Now in "Seeing Red" we see that on one level, where it's a man attempting to force a woman into make-up sex that she absolutely doesn't want, and that adds the male-aggressor/female-victim dynamic that we're used to with sexual assault. But on the other hand, we know from the show and the mythos that Buffy is more than his physical equal.So while it's frighteing on multiple levels (and in an enclosed space where Spike is blocking the exit, etc.) Buffy's ability to overpower Spike makes it make more sense for the writer's own experience.

And somehow, that all also helps make Spike's subsequent redemption arc something we cheer for rather than wanting him to just rot forever in hell. (Well, that and the fact that we all already really like Spike even when he was a creature of pure malevolence, and that the lore informs us that by re-ensouling himself, he is forcing himself to know and feel the ramifications of everything he did as a Vampire, which is a bit more than saying a few Hail Marys, etc.)
posted by Navelgazer at 10:13 PM on March 12 [4 favorites]

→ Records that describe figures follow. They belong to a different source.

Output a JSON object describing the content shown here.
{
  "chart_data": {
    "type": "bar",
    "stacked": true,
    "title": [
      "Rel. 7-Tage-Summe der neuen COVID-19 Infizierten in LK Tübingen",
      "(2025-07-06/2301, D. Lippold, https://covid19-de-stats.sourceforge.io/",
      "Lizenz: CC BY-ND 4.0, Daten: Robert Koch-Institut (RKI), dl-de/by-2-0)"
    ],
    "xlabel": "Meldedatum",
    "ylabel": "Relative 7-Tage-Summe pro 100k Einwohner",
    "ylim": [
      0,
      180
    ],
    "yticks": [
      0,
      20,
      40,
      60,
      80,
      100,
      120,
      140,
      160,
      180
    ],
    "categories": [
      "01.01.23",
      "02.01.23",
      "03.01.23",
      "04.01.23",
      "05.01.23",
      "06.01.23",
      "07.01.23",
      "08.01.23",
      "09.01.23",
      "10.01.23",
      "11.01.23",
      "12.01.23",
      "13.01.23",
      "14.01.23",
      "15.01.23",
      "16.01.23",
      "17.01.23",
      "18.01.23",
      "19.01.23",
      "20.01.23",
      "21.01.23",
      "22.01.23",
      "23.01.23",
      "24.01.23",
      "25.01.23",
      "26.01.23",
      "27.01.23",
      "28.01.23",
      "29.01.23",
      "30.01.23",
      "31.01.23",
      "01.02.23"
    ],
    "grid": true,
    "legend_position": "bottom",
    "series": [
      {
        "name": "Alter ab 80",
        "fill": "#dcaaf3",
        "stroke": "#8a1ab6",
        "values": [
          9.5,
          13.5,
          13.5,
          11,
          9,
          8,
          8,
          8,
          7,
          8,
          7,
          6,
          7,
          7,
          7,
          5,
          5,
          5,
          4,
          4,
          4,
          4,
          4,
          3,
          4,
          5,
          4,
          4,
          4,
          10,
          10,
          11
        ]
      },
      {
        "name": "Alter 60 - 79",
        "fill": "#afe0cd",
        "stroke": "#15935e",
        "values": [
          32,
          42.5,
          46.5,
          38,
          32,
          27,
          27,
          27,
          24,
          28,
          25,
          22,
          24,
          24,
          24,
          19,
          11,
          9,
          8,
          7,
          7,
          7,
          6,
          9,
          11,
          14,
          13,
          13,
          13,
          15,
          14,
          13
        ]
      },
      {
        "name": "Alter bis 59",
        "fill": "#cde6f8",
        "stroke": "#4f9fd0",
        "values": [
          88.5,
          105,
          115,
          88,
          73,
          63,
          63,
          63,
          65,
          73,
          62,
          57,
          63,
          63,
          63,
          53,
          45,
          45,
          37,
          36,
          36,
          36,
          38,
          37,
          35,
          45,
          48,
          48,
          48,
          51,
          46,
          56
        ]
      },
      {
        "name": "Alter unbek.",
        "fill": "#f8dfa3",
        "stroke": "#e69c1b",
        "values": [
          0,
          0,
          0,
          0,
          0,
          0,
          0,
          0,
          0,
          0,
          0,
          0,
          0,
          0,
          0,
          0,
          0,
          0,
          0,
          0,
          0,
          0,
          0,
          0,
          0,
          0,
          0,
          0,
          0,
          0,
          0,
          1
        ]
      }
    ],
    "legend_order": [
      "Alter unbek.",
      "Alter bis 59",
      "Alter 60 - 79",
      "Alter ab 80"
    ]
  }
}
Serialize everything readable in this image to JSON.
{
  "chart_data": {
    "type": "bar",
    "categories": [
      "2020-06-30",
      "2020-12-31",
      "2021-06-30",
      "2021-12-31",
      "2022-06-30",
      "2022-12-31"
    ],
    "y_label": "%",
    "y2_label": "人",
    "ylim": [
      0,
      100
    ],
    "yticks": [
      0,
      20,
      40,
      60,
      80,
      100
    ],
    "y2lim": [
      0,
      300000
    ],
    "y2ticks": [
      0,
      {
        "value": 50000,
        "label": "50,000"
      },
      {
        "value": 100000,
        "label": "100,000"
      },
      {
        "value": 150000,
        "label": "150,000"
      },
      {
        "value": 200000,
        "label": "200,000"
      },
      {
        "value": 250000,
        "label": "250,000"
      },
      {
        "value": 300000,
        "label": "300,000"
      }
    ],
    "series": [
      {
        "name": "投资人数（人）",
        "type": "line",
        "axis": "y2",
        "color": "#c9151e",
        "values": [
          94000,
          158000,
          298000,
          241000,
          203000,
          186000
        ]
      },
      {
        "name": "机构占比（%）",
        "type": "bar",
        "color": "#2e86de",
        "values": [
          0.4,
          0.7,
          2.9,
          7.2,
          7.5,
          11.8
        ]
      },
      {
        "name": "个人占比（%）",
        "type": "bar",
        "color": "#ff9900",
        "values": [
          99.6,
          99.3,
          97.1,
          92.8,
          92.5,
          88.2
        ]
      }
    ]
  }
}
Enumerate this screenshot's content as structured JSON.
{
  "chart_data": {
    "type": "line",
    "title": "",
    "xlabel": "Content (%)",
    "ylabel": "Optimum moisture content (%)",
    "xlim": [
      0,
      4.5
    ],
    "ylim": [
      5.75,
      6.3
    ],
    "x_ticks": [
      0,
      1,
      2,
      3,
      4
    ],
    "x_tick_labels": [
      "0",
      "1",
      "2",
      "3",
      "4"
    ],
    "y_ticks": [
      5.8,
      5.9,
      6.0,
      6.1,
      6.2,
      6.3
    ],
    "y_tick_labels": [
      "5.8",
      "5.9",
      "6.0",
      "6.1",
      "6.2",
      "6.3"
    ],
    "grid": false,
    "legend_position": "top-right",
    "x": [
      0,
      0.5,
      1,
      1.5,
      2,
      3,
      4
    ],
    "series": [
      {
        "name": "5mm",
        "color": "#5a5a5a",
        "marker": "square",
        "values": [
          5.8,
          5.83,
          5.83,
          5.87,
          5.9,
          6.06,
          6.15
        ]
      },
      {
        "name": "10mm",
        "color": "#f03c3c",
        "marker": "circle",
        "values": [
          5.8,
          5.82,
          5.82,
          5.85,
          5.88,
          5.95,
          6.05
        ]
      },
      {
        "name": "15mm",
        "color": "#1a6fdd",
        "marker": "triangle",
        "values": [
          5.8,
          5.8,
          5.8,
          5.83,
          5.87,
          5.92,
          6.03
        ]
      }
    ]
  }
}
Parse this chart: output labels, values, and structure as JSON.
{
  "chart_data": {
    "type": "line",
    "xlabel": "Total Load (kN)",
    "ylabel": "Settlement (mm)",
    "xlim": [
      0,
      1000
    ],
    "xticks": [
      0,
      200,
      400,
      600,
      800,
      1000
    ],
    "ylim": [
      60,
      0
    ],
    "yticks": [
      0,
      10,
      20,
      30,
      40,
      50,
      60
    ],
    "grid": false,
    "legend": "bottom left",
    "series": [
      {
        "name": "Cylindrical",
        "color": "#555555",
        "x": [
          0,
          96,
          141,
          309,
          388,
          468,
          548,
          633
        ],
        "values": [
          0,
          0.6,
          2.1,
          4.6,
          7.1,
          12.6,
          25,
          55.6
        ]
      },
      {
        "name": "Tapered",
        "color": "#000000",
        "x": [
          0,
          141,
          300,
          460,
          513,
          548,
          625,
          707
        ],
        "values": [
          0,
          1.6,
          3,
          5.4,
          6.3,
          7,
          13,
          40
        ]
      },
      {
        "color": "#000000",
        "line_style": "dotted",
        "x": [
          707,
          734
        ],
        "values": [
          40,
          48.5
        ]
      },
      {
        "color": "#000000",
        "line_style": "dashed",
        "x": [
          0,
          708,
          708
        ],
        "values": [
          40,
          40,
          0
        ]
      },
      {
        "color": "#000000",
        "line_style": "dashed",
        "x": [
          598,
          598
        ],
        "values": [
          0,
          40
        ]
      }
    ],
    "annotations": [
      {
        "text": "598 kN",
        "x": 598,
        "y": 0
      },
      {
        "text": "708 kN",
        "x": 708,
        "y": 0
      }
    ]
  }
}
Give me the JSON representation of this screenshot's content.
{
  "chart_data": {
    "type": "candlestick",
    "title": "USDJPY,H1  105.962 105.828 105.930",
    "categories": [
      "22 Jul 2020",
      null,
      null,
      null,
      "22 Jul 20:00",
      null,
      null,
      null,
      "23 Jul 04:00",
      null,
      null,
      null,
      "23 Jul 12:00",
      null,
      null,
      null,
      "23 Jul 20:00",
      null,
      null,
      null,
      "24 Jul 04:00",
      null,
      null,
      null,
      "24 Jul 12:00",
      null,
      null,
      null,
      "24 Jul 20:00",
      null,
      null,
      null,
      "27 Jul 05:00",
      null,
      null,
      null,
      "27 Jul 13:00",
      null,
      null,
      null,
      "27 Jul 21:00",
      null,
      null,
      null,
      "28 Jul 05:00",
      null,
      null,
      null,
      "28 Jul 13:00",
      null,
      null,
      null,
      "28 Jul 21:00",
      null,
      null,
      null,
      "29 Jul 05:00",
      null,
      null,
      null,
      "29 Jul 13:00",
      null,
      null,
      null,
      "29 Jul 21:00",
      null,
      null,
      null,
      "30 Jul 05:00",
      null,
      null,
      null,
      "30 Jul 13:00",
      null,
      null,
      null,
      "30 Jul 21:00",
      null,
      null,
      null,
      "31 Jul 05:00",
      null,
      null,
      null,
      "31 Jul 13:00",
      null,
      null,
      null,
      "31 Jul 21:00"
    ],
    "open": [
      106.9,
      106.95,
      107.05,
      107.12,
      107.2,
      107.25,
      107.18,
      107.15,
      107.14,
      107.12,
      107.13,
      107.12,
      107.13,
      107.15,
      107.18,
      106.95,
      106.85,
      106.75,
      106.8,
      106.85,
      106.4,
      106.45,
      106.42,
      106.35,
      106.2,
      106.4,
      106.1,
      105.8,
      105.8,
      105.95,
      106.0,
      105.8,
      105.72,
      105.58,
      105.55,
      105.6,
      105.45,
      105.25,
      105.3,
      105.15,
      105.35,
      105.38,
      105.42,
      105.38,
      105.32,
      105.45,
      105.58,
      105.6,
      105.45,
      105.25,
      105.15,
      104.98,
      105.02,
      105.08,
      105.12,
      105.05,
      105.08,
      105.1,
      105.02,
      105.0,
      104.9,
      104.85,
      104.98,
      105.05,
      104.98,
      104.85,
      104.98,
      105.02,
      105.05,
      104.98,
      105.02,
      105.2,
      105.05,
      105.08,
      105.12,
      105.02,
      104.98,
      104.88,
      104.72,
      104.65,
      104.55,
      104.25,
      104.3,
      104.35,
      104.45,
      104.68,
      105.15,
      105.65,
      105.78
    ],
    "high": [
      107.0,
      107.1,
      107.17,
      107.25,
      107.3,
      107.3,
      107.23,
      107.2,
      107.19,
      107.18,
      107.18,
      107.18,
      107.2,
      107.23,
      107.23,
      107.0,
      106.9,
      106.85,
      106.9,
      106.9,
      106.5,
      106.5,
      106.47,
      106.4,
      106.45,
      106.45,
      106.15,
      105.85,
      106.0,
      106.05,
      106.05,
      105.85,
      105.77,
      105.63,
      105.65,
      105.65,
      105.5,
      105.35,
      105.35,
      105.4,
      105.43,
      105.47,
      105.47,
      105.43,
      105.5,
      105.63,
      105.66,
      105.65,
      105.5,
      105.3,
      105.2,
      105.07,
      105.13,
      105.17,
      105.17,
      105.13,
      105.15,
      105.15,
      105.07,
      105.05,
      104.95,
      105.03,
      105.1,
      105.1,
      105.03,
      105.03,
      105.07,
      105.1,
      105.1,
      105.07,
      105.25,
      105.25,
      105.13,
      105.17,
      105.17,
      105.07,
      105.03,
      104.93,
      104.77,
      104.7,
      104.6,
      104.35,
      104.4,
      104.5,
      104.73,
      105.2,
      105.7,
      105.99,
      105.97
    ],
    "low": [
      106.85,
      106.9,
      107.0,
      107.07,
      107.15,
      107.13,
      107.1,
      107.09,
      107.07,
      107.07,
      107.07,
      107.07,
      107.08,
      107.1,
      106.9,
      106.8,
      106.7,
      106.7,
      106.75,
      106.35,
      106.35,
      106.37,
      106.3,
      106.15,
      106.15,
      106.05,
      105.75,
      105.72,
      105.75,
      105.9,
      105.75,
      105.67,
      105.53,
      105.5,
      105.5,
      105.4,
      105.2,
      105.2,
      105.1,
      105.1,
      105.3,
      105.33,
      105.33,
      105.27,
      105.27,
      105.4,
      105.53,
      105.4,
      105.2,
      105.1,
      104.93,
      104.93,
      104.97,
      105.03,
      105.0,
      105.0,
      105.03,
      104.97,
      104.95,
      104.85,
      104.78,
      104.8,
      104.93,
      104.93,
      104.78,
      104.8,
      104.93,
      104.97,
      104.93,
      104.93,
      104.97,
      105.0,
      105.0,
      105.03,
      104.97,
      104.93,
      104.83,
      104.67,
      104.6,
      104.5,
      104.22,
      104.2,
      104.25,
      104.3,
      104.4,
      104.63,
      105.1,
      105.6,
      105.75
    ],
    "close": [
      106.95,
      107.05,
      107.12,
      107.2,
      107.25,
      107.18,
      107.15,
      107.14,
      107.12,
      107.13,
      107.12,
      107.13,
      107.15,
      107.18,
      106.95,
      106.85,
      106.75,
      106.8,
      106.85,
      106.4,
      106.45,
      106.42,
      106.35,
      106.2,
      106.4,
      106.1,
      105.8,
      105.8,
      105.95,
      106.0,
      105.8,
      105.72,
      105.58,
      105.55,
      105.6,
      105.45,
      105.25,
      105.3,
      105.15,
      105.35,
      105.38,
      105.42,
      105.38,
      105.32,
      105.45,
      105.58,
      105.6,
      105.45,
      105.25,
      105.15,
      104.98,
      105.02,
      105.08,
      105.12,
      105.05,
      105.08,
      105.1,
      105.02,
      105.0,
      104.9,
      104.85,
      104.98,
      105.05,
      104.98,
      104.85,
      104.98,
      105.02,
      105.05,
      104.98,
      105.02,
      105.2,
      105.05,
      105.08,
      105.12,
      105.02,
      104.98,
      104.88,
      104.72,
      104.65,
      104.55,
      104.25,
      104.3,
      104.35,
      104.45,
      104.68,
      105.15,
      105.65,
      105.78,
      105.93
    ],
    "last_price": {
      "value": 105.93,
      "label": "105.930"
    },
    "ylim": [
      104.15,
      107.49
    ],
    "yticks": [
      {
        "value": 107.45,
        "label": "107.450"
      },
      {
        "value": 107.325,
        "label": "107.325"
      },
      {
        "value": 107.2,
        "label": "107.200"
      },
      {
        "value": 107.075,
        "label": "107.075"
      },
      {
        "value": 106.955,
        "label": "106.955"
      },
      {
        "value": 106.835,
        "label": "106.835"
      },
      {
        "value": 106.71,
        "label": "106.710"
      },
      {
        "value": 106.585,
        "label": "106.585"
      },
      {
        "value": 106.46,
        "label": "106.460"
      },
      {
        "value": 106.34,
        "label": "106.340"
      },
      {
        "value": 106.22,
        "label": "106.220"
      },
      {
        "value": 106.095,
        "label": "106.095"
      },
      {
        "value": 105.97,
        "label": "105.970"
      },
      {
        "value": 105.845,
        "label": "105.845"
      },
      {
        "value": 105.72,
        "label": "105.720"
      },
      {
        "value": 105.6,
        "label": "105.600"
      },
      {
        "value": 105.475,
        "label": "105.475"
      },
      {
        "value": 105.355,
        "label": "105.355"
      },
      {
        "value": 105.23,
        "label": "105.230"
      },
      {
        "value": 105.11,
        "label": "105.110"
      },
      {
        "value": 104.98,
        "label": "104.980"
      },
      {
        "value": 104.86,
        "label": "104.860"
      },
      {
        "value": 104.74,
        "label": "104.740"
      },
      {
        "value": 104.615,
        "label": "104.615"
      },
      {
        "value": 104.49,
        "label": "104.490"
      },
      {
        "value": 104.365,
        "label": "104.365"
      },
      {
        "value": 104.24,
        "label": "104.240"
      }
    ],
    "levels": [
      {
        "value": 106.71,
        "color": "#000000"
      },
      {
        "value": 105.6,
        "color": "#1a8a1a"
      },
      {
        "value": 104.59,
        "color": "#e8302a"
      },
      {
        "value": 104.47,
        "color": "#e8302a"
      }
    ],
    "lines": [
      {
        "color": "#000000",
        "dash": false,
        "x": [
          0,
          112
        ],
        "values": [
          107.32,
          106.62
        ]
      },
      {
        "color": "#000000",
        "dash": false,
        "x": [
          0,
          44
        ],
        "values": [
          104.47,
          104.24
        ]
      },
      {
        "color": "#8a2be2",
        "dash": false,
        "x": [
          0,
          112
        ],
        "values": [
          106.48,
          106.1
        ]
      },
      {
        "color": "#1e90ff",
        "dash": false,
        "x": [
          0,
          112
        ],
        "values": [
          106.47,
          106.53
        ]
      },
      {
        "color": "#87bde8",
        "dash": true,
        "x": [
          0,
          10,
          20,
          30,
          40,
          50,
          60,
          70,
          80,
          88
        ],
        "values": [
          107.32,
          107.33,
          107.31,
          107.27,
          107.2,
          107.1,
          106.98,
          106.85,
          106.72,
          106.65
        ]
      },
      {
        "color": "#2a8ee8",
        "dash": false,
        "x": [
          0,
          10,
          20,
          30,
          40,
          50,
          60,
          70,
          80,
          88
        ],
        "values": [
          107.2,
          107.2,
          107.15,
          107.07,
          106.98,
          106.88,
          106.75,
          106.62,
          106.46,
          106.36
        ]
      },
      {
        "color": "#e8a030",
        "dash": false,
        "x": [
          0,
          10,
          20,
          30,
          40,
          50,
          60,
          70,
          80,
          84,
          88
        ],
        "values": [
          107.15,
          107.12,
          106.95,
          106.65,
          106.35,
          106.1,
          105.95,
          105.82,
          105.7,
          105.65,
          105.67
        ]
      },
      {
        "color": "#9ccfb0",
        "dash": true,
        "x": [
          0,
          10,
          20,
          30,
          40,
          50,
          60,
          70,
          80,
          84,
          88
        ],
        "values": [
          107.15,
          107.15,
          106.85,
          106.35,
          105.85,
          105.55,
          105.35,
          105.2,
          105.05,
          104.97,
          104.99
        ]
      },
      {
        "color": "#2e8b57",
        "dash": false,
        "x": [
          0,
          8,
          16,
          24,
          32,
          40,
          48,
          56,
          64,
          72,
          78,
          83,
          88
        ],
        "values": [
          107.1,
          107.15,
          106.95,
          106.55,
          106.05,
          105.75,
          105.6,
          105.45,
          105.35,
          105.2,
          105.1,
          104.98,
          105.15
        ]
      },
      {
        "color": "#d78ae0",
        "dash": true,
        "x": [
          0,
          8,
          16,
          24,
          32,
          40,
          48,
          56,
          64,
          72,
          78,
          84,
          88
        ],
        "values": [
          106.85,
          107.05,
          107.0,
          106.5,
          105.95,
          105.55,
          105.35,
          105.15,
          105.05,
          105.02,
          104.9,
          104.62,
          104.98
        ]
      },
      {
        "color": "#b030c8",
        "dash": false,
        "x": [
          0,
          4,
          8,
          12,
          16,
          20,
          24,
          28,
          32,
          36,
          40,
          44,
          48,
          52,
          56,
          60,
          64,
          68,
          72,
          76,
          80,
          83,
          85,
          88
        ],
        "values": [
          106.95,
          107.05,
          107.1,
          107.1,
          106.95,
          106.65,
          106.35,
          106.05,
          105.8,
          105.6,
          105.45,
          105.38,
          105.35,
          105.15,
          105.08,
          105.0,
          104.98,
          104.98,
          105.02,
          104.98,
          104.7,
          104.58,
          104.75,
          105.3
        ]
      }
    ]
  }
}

People who want a four-and-a-half-minute homage to the entire run could do a lot worse than "The Polka Slayer" by bradcpu and milly, which covers the whole show, to the tune of "Polka Power" by Weird Al Yankovic. Or, if you want to cry instead of laughing, a vid by such_heights using Vienna Teng's "Level Up".
posted by brainwane at 8:26 AM on March 13 [2 favorites]


Probably pretty sure most fans in this thread have seen this already, but since the thread is still open:

Buffy the Vampire Slayer Reunion: Exclusive Photos

posted by MCMikeNamara at 7:58 AM on March 30


Thanks for the heads-up, MCM! There's also a video.
posted by Johnny Wallflower at 1:38 PM on March 30


Thank you for that video! I thought it was gonna be just a short little thing. Whoops, there goes 45 minutes.
posted by misskaz at 2:30 PM on March 30


Tangential tie-in -

Sarah Michelle Gellar tweeted a couple pictures from the EW shoot on her Twitter Feed. Lin-Manuel Miranda is a bit of a fan, so he responded with a Buffy-themed GIF. And....Sarah responded with a GIF. Which made him excited, so he responded the only way he knew how - another GIF.

Resultant mutual-appreciation/borderline-flirtatious GIFstream here.